Thursday, October 22, 2009

Fall TV season summary: ‘Vampire Diaries’ a pleasant surprise, ‘Jay Leno’ a flop

One month into the fall TV season, “The Vampire Diaries” has been the most pleasant surprise. Meanwhile, NBC’s experiment with “The Jay Leno Show” has gone awry.

‘The Vampire Diaries’

The series premiere of “The Vampire Diaries” on the CW was a little shaky. Early episodes dragged. Pacing was slow. The writing and directing were on the level of your average teen drama.
Since then, the makers of the show have amped up the action, added depth to the characters and thrown in some neat plot twists. “The Vampire Diaries” has become an epic, southern gothic “Dark Shadows.”
The show is about two vampire brothers who compete for the affections of the same young woman and cause turmoil in a small town.
The show is by no means perfect. It lacks realism (a town with that many strange deaths is going to attract outside attention) and its writing can be pretty bad (please, let’s lose the diary motif and narration). But “The Vampire Diaries” is still a compelling show.
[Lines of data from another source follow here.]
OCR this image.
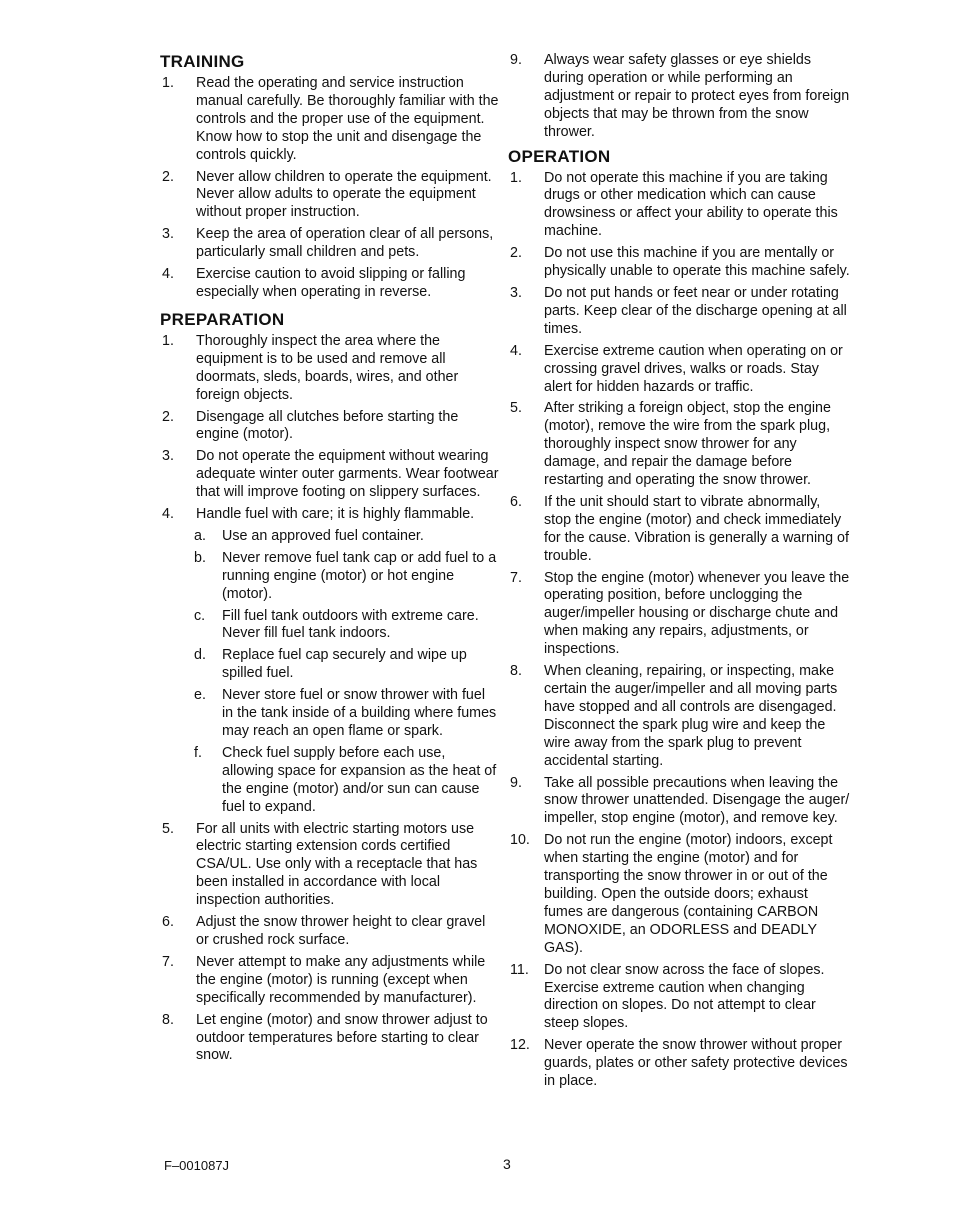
TRAINING
1. Read the operating and service instruction manual carefully. Be thoroughly familiar with the controls and the proper use of the equipment. Know how to stop the unit and disengage the controls quickly.
2. Never allow children to operate the equipment. Never allow adults to operate the equipment without proper instruction.
3. Keep the area of operation clear of all persons, particularly small children and pets.
4. Exercise caution to avoid slipping or falling especially when operating in reverse.
PREPARATION
1. Thoroughly inspect the area where the equipment is to be used and remove all doormats, sleds, boards, wires, and other foreign objects.
2. Disengage all clutches before starting the engine (motor).
3. Do not operate the equipment without wearing adequate winter outer garments. Wear footwear that will improve footing on slippery surfaces.
4. Handle fuel with care; it is highly flammable.
a. Use an approved fuel container.
b. Never remove fuel tank cap or add fuel to a running engine (motor) or hot engine (motor).
c. Fill fuel tank outdoors with extreme care. Never fill fuel tank indoors.
d. Replace fuel cap securely and wipe up spilled fuel.
e. Never store fuel or snow thrower with fuel in the tank inside of a building where fumes may reach an open flame or spark.
f. Check fuel supply before each use, allowing space for expansion as the heat of the engine (motor) and/or sun can cause fuel to expand.
5. For all units with electric starting motors use electric starting extension cords certified CSA/UL. Use only with a receptacle that has been installed in accordance with local inspection authorities.
6. Adjust the snow thrower height to clear gravel or crushed rock surface.
7. Never attempt to make any adjustments while the engine (motor) is running (except when specifically recommended by manufacturer).
8. Let engine (motor) and snow thrower adjust to outdoor temperatures before starting to clear snow.
9. Always wear safety glasses or eye shields during operation or while performing an adjustment or repair to protect eyes from foreign objects that may be thrown from the snow thrower.
OPERATION
1. Do not operate this machine if you are taking drugs or other medication which can cause drowsiness or affect your ability to operate this machine.
2. Do not use this machine if you are mentally or physically unable to operate this machine safely.
3. Do not put hands or feet near or under rotating parts. Keep clear of the discharge opening at all times.
4. Exercise extreme caution when operating on or crossing gravel drives, walks or roads. Stay alert for hidden hazards or traffic.
5. After striking a foreign object, stop the engine (motor), remove the wire from the spark plug, thoroughly inspect snow thrower for any damage, and repair the damage before restarting and operating the snow thrower.
6. If the unit should start to vibrate abnormally, stop the engine (motor) and check immediately for the cause. Vibration is generally a warning of trouble.
7. Stop the engine (motor) whenever you leave the operating position, before unclogging the auger/impeller housing or discharge chute and when making any repairs, adjustments, or inspections.
8. When cleaning, repairing, or inspecting, make certain the auger/impeller and all moving parts have stopped and all controls are disengaged. Disconnect the spark plug wire and keep the wire away from the spark plug to prevent accidental starting.
9. Take all possible precautions when leaving the snow thrower unattended. Disengage the auger/ impeller, stop engine (motor), and remove key.
10. Do not run the engine (motor) indoors, except when starting the engine (motor) and for transporting the snow thrower in or out of the building. Open the outside doors; exhaust fumes are dangerous (containing CARBON MONOXIDE, an ODORLESS and DEADLY GAS).
11. Do not clear snow across the face of slopes. Exercise extreme caution when changing direction on slopes. Do not attempt to clear steep slopes.
12. Never operate the snow thrower without proper guards, plates or other safety protective devices in place.
F–001087J	3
ABC’s “FlashForward” is not as good as I’d hoped it would be, but its central mystery is so fascinating that I’m hooked for now.
The sci-fi drama suffers from occasionally cheesy dialog and hammy acting. But the big plot turns, such as tonight’s ambush of the Mosaic team members by unknown assailants, are thrilling.
“FlashForward” is about the aftermath of a worldwide disaster in which the human race loses consciousness for 2 minutes and 17 seconds. While unconscious, people see a vision of their lives six months into the future. What or who caused the blackout? Was there a reason why it occurred? Can people change the future in their visions? All intriguing questions.

Returning favorites: ‘Supernatural’ and ‘Dollhouse’

“Supernatural” is my favorite show on network TV right now. The CW show about two brothers who hunt down demons, ghosts and ghouls is now in its fifth and last season. And it’s a doozy.
Lucifer has been released from hell and Armageddon has broken out. And it’s up to Sam and Dean Winchester, played by Jared Padalecki and Jensen Ackles, to try to stop the end of the world.
Joss Whedon’s trippy “Dollhouse” on Fox continues to deliver the goods. But unfortunately it looks like a candidate for cancelation with ratings dipping in its second season. (See article at

‘The Jay Leno Show’ a missed opportunity

A lot of people hate Jay Leno. They find his jokes lame and his shows pedestrian. NBC’s five-nights-a-week primetime experiment just gives them more fodder.
I happen to like Jay Leno. He’s an affable guy and can be a sharp interviewer. But his new show is a stinker.
To turn things around, he’s going to have to play up the variety aspects of the show. It shouldn’t all be about Jay. He should be introducing talented new comedians and musicians to a nationwide audience. Leno should quickly dump the bits that aren’t working, such as “10 at 10.” His show should strive to have one good bit a night that can go viral online to promote the show.
There’s still time to retool the show to make it work. But Jay’s going to have to rely on others to help carry the show.
On the horizon, I’m still looking forward to watching “V” on ABC and “Day One” on NBC.